7:30 PM Eastern Time (4:30 Pacific) - Hawaii at Colorado State, CBS Sports Network
Hawaii has a young team, but my small school sleeper, linebacker Jahlani Tavai (#31), is the unquestioned leader of the Hawaii defense and potentially a Day 2 pick next April. With no other games on TV when this game kicks off, it will be a great opportunity to see of Tavai can start his 2018 campaign as dominantly as he ended 2017.
Colorado State is mostly devoid of talent after a few stars left the program for the 2018 NFL Draft, but they do have some intriguing Day 3 prospects. Linebackers Josh Watson (#55) and Tre Thomas (#52) are a formidable duo in the middle of Colorado State’s defense, and offensive tackle Ben Knox (#78) anchors a line with his prototypical size and length (6’6”, 310 pounds). A good start to the season for any of these three players could really improve their stock.
10:00 PM Eastern Time (7:00 Pacific) - Wyoming at New Mexico State
Although Wyoming was a story because of Josh Allen last year, the true standouts were all on Wyoming’s 9th-ranked nationally scoring defense.

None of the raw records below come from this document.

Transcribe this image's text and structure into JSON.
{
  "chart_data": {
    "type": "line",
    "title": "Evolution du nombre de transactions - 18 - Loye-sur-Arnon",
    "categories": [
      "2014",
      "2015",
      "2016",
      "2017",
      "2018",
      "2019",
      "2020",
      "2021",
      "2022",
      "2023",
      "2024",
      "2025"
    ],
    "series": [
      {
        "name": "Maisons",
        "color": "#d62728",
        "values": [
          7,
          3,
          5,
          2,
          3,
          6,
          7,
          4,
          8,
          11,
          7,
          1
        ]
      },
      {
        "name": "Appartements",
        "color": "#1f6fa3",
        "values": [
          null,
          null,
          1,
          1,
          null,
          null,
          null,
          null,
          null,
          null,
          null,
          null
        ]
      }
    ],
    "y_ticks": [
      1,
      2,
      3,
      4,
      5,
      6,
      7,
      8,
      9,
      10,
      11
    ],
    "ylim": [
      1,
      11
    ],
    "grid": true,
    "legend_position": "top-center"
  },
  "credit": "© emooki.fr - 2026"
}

Wyoming returns many of these players, leaving you with plenty of prospects to watch. Leading the way are safeties Andrew Wingard (#28 and with long golden locks) and Marcus Epps (#6). Defensive end Carl Granderson (#91) is also an intriguing prospect with the potential to go as high as the second round next year. One of the most intriguing positions for Wyoming is their interior DL rotation. Youhanna Ghaifan (#93), Sidney Malauulu (#96), Conner Cain (#87), Ravontae Holt (#98), and Javaree Jackson (#86) are all draft eligible and have a good amount of playing experience, but the rotation is up in the air. All five of these guys will be going hard every snap in an attempt to get more play time and improve their draft stock, so that will be a fun internal competition to watch.

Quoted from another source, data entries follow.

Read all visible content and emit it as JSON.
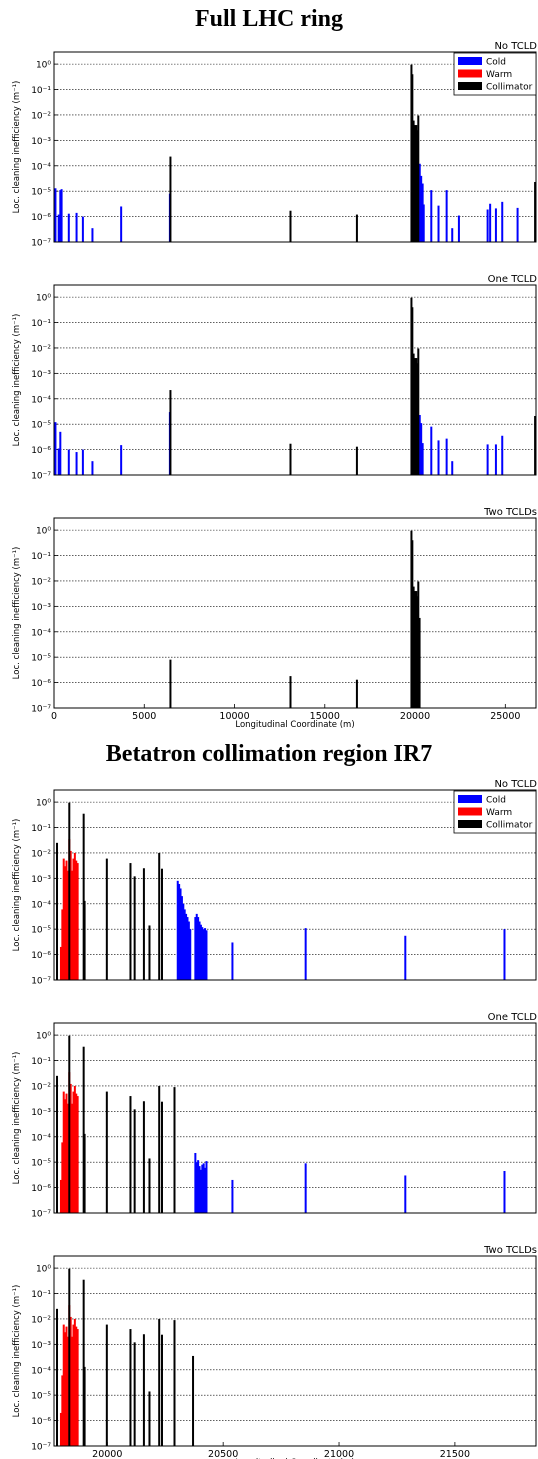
{
  "sections": [
    {
      "title": "Full LHC ring"
    },
    {
      "title": "Betatron collimation region IR7"
    }
  ],
  "colors": {
    "Cold": "#0000ff",
    "Warm": "#ff0000",
    "Collimator": "#000000"
  },
  "chart_data": [
    {
      "type": "bar",
      "panel_title": "No TCLD",
      "section": 0,
      "xlim": [
        0,
        26700
      ],
      "ylim": [
        1e-07,
        3
      ],
      "yscale": "log",
      "ylabel": "Loc. cleaning inefficiency (m⁻¹)",
      "xlabel": "",
      "xticks": [],
      "grid": "y",
      "legend": "top-right",
      "legend_entries": [
        "Cold",
        "Warm",
        "Collimator"
      ],
      "series": [
        {
          "name": "Cold",
          "points": [
            [
              80,
              1.3e-05
            ],
            [
              260,
              1.2e-06
            ],
            [
              350,
              1.1e-05
            ],
            [
              420,
              1.2e-05
            ],
            [
              820,
              1.3e-06
            ],
            [
              1250,
              1.4e-06
            ],
            [
              1600,
              1e-06
            ],
            [
              2130,
              3.5e-07
            ],
            [
              3720,
              2.5e-06
            ],
            [
              6420,
              8e-06
            ],
            [
              19920,
              0.002
            ],
            [
              20150,
              0.0006
            ],
            [
              20260,
              0.00012
            ],
            [
              20340,
              4e-05
            ],
            [
              20420,
              2e-05
            ],
            [
              20480,
              3e-06
            ],
            [
              20900,
              1.1e-05
            ],
            [
              21300,
              2.7e-06
            ],
            [
              21750,
              1.1e-05
            ],
            [
              22060,
              3.5e-07
            ],
            [
              22430,
              1.1e-06
            ],
            [
              24020,
              1.9e-06
            ],
            [
              24160,
              3.2e-06
            ],
            [
              24480,
              2.1e-06
            ],
            [
              24830,
              3.8e-06
            ],
            [
              25680,
              2.2e-06
            ]
          ]
        },
        {
          "name": "Warm",
          "points": []
        },
        {
          "name": "Collimator",
          "points": [
            [
              6450,
              0.00023
            ],
            [
              13100,
              1.7e-06
            ],
            [
              16780,
              1.2e-06
            ],
            [
              19800,
              0.95
            ],
            [
              19850,
              0.4
            ],
            [
              19920,
              0.006
            ],
            [
              19980,
              0.004
            ],
            [
              20070,
              0.004
            ],
            [
              20120,
              0.0025
            ],
            [
              20180,
              0.0095
            ],
            [
              26650,
              2.3e-05
            ]
          ]
        }
      ]
    },
    {
      "type": "bar",
      "panel_title": "One TCLD",
      "section": 0,
      "xlim": [
        0,
        26700
      ],
      "ylim": [
        1e-07,
        3
      ],
      "yscale": "log",
      "ylabel": "Loc. cleaning inefficiency (m⁻¹)",
      "xlabel": "",
      "xticks": [],
      "grid": "y",
      "series": [
        {
          "name": "Cold",
          "points": [
            [
              80,
              1.2e-05
            ],
            [
              260,
              1.1e-06
            ],
            [
              350,
              5e-06
            ],
            [
              820,
              1e-06
            ],
            [
              1250,
              8e-07
            ],
            [
              1600,
              1e-06
            ],
            [
              2130,
              3.5e-07
            ],
            [
              3720,
              1.5e-06
            ],
            [
              6420,
              3e-05
            ],
            [
              20260,
              2.3e-05
            ],
            [
              20340,
              1.1e-05
            ],
            [
              20420,
              1.8e-06
            ],
            [
              20900,
              8e-06
            ],
            [
              21300,
              2.3e-06
            ],
            [
              21750,
              2.7e-06
            ],
            [
              22060,
              3.5e-07
            ],
            [
              24020,
              1.6e-06
            ],
            [
              24480,
              1.6e-06
            ],
            [
              24830,
              3.5e-06
            ]
          ]
        },
        {
          "name": "Warm",
          "points": []
        },
        {
          "name": "Collimator",
          "points": [
            [
              6450,
              0.00022
            ],
            [
              13100,
              1.7e-06
            ],
            [
              16780,
              1.3e-06
            ],
            [
              19800,
              0.95
            ],
            [
              19850,
              0.4
            ],
            [
              19920,
              0.006
            ],
            [
              19980,
              0.004
            ],
            [
              20070,
              0.004
            ],
            [
              20120,
              0.0025
            ],
            [
              20180,
              0.0095
            ],
            [
              26650,
              2.1e-05
            ]
          ]
        }
      ]
    },
    {
      "type": "bar",
      "panel_title": "Two TCLDs",
      "section": 0,
      "xlim": [
        0,
        26700
      ],
      "ylim": [
        1e-07,
        3
      ],
      "yscale": "log",
      "ylabel": "Loc. cleaning inefficiency (m⁻¹)",
      "xlabel": "Longitudinal Coordinate (m)",
      "xticks": [
        0,
        5000,
        10000,
        15000,
        20000,
        25000
      ],
      "grid": "y",
      "series": [
        {
          "name": "Cold",
          "points": []
        },
        {
          "name": "Warm",
          "points": []
        },
        {
          "name": "Collimator",
          "points": [
            [
              6450,
              8e-06
            ],
            [
              13100,
              1.8e-06
            ],
            [
              16780,
              1.3e-06
            ],
            [
              19800,
              0.95
            ],
            [
              19850,
              0.4
            ],
            [
              19920,
              0.006
            ],
            [
              19980,
              0.004
            ],
            [
              20070,
              0.004
            ],
            [
              20120,
              0.0025
            ],
            [
              20180,
              0.0095
            ],
            [
              20250,
              0.00035
            ]
          ]
        }
      ]
    },
    {
      "type": "bar",
      "panel_title": "No TCLD",
      "section": 1,
      "xlim": [
        19770,
        21850
      ],
      "ylim": [
        1e-07,
        3
      ],
      "yscale": "log",
      "ylabel": "Loc. cleaning inefficiency (m⁻¹)",
      "xlabel": "",
      "xticks": [],
      "grid": "y",
      "legend": "top-right",
      "legend_entries": [
        "Cold",
        "Warm",
        "Collimator"
      ],
      "series": [
        {
          "name": "Cold",
          "points": [
            [
              20304,
              0.0008
            ],
            [
              20310,
              0.0006
            ],
            [
              20316,
              0.0004
            ],
            [
              20322,
              0.0002
            ],
            [
              20328,
              0.0001
            ],
            [
              20334,
              6e-05
            ],
            [
              20340,
              4e-05
            ],
            [
              20346,
              3e-05
            ],
            [
              20352,
              2e-05
            ],
            [
              20358,
              1e-05
            ],
            [
              20380,
              3e-05
            ],
            [
              20386,
              4e-05
            ],
            [
              20392,
              3e-05
            ],
            [
              20398,
              2e-05
            ],
            [
              20404,
              1.5e-05
            ],
            [
              20410,
              1.2e-05
            ],
            [
              20416,
              1e-05
            ],
            [
              20422,
              1.1e-05
            ],
            [
              20428,
              9e-06
            ],
            [
              20540,
              3e-06
            ],
            [
              20856,
              1.1e-05
            ],
            [
              21286,
              5.5e-06
            ],
            [
              21714,
              1e-05
            ]
          ]
        },
        {
          "name": "Warm",
          "points": [
            [
              19800,
              2e-06
            ],
            [
              19806,
              6e-05
            ],
            [
              19812,
              0.006
            ],
            [
              19818,
              0.003
            ],
            [
              19824,
              0.005
            ],
            [
              19830,
              0.002
            ],
            [
              19836,
              0.035
            ],
            [
              19842,
              0.012
            ],
            [
              19848,
              0.002
            ],
            [
              19854,
              0.006
            ],
            [
              19860,
              0.01
            ],
            [
              19866,
              0.005
            ],
            [
              19872,
              0.004
            ]
          ]
        },
        {
          "name": "Collimator",
          "points": [
            [
              19783,
              0.025
            ],
            [
              19836,
              0.95
            ],
            [
              19898,
              0.35
            ],
            [
              19902,
              0.00013
            ],
            [
              19998,
              0.006
            ],
            [
              20100,
              0.004
            ],
            [
              20118,
              0.0012
            ],
            [
              20158,
              0.0025
            ],
            [
              20182,
              1.4e-05
            ],
            [
              20224,
              0.01
            ],
            [
              20236,
              0.0024
            ]
          ]
        }
      ]
    },
    {
      "type": "bar",
      "panel_title": "One TCLD",
      "section": 1,
      "xlim": [
        19770,
        21850
      ],
      "ylim": [
        1e-07,
        3
      ],
      "yscale": "log",
      "ylabel": "Loc. cleaning inefficiency (m⁻¹)",
      "xlabel": "",
      "xticks": [],
      "grid": "y",
      "series": [
        {
          "name": "Cold",
          "points": [
            [
              20380,
              2.3e-05
            ],
            [
              20386,
              1e-05
            ],
            [
              20392,
              1.2e-05
            ],
            [
              20398,
              7e-06
            ],
            [
              20404,
              5e-06
            ],
            [
              20410,
              8e-06
            ],
            [
              20416,
              9e-06
            ],
            [
              20422,
              6e-06
            ],
            [
              20428,
              1.1e-05
            ],
            [
              20540,
              2e-06
            ],
            [
              20856,
              9e-06
            ],
            [
              21286,
              3e-06
            ],
            [
              21714,
              4.5e-06
            ]
          ]
        },
        {
          "name": "Warm",
          "points": [
            [
              19800,
              2e-06
            ],
            [
              19806,
              6e-05
            ],
            [
              19812,
              0.006
            ],
            [
              19818,
              0.003
            ],
            [
              19824,
              0.005
            ],
            [
              19830,
              0.002
            ],
            [
              19836,
              0.035
            ],
            [
              19842,
              0.012
            ],
            [
              19848,
              0.002
            ],
            [
              19854,
              0.006
            ],
            [
              19860,
              0.01
            ],
            [
              19866,
              0.005
            ],
            [
              19872,
              0.004
            ]
          ]
        },
        {
          "name": "Collimator",
          "points": [
            [
              19783,
              0.025
            ],
            [
              19836,
              0.95
            ],
            [
              19898,
              0.35
            ],
            [
              19902,
              0.00013
            ],
            [
              19998,
              0.006
            ],
            [
              20100,
              0.004
            ],
            [
              20118,
              0.0012
            ],
            [
              20158,
              0.0025
            ],
            [
              20182,
              1.4e-05
            ],
            [
              20224,
              0.01
            ],
            [
              20236,
              0.0024
            ],
            [
              20290,
              0.009
            ]
          ]
        }
      ]
    },
    {
      "type": "bar",
      "panel_title": "Two TCLDs",
      "section": 1,
      "xlim": [
        19770,
        21850
      ],
      "ylim": [
        1e-07,
        3
      ],
      "yscale": "log",
      "ylabel": "Loc. cleaning inefficiency (m⁻¹)",
      "xlabel": "Longitudinal Coordinate (m)",
      "xticks": [
        20000,
        20500,
        21000,
        21500
      ],
      "grid": "y",
      "series": [
        {
          "name": "Cold",
          "points": []
        },
        {
          "name": "Warm",
          "points": [
            [
              19800,
              2e-06
            ],
            [
              19806,
              6e-05
            ],
            [
              19812,
              0.006
            ],
            [
              19818,
              0.003
            ],
            [
              19824,
              0.005
            ],
            [
              19830,
              0.002
            ],
            [
              19836,
              0.035
            ],
            [
              19842,
              0.012
            ],
            [
              19848,
              0.002
            ],
            [
              19854,
              0.006
            ],
            [
              19860,
              0.01
            ],
            [
              19866,
              0.005
            ],
            [
              19872,
              0.004
            ]
          ]
        },
        {
          "name": "Collimator",
          "points": [
            [
              19783,
              0.025
            ],
            [
              19836,
              0.95
            ],
            [
              19898,
              0.35
            ],
            [
              19902,
              0.00013
            ],
            [
              19998,
              0.006
            ],
            [
              20100,
              0.004
            ],
            [
              20118,
              0.0012
            ],
            [
              20158,
              0.0025
            ],
            [
              20182,
              1.4e-05
            ],
            [
              20224,
              0.01
            ],
            [
              20236,
              0.0024
            ],
            [
              20290,
              0.009
            ],
            [
              20370,
              0.00035
            ]
          ]
        }
      ]
    }
  ]
}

Are you ready for the “Damn, I’m old” note of the week? Though he is a true freshman this year and it’s unsure what his role will be, Raghib "Rocket" Ismail, Jr. (#17) signed with Wyoming last year. You might remember his father, former Notre Dame and NFL deep threat extraordinaire Raghib “Rocket” Ismail, Sr., and his 9-year career with the Raiders, Panthers, and Cowboys from 1993-2001.
New Mexico State doesn’t have much going for them, but do have a couple of good Day 3 prospects. Safety Ron Laforce (#23) and OLB Terrill Hanks (#2) are solid pieces on an otherwise unspectacular Aggie team, but it doesn’t matter. Meaningful football is back, and you can bet your bottom dollar that I’ll be watching.